When the Championships are over, some obscure cities in Brazil will be left with beautiful stadiums to behold and no beautiful plans for their use. A city like Manaus situated in the middle of the Amazon will host only four games during the championships but that will probably be the only soccer that place will see, somehow the planners didn’t think of the fact that the area doesn’t even have a soccer club (I’m not saying that soccer is the only thing done in stadiums in Brazil, but there’s only so much one can do effectively with 50,000 plus seater stadiums). The same goes for Natal, Cuiaba and even Brasilia! Brazil, it seems, is already taking suggestions for what to do with these stadia prompting legends like Romario to suggest,
“Maybe, they’ll stage concerts at those stadiums a few times a month, but that aside, they’re a joke.”

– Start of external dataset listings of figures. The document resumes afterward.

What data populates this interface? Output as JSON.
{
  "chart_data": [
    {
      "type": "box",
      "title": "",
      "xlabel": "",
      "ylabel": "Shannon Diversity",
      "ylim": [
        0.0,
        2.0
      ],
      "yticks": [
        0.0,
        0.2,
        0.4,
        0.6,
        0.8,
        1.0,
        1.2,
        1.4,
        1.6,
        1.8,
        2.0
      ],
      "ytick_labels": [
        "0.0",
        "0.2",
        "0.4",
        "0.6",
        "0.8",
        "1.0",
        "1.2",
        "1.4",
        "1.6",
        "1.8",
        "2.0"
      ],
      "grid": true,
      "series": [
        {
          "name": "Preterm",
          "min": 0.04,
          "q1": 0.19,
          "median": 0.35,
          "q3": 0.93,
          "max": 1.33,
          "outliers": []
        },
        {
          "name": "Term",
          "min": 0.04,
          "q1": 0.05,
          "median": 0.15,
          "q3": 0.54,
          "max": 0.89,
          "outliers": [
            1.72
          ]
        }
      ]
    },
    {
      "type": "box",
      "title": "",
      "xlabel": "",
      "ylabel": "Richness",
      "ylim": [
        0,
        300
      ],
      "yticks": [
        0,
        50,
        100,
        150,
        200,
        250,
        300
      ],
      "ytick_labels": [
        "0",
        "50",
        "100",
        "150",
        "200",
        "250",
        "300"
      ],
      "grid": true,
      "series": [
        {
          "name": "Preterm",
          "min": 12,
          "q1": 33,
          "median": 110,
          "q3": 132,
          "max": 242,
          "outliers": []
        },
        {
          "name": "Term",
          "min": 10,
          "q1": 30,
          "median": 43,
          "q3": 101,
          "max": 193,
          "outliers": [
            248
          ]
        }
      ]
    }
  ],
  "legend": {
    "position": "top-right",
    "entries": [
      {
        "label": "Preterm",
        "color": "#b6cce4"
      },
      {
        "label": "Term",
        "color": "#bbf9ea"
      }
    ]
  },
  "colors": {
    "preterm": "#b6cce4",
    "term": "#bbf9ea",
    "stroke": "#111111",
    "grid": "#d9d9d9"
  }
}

Countries like Greece and Portugal have shown signs that mega tournaments like the world cup and the Olympics are proving to be risky ventures for economies as the years go by and show that little thinking sometimes goes beyond the festivities. Meanwhile back home, we just signed ourselves into over 300 billion plus shilling debt, let’s hope this writer will still be alive to tell you when the fireworks happen on this one. Let’s not let our short term thinking cloud long term judgments, let’s do projects that add value to our citizens.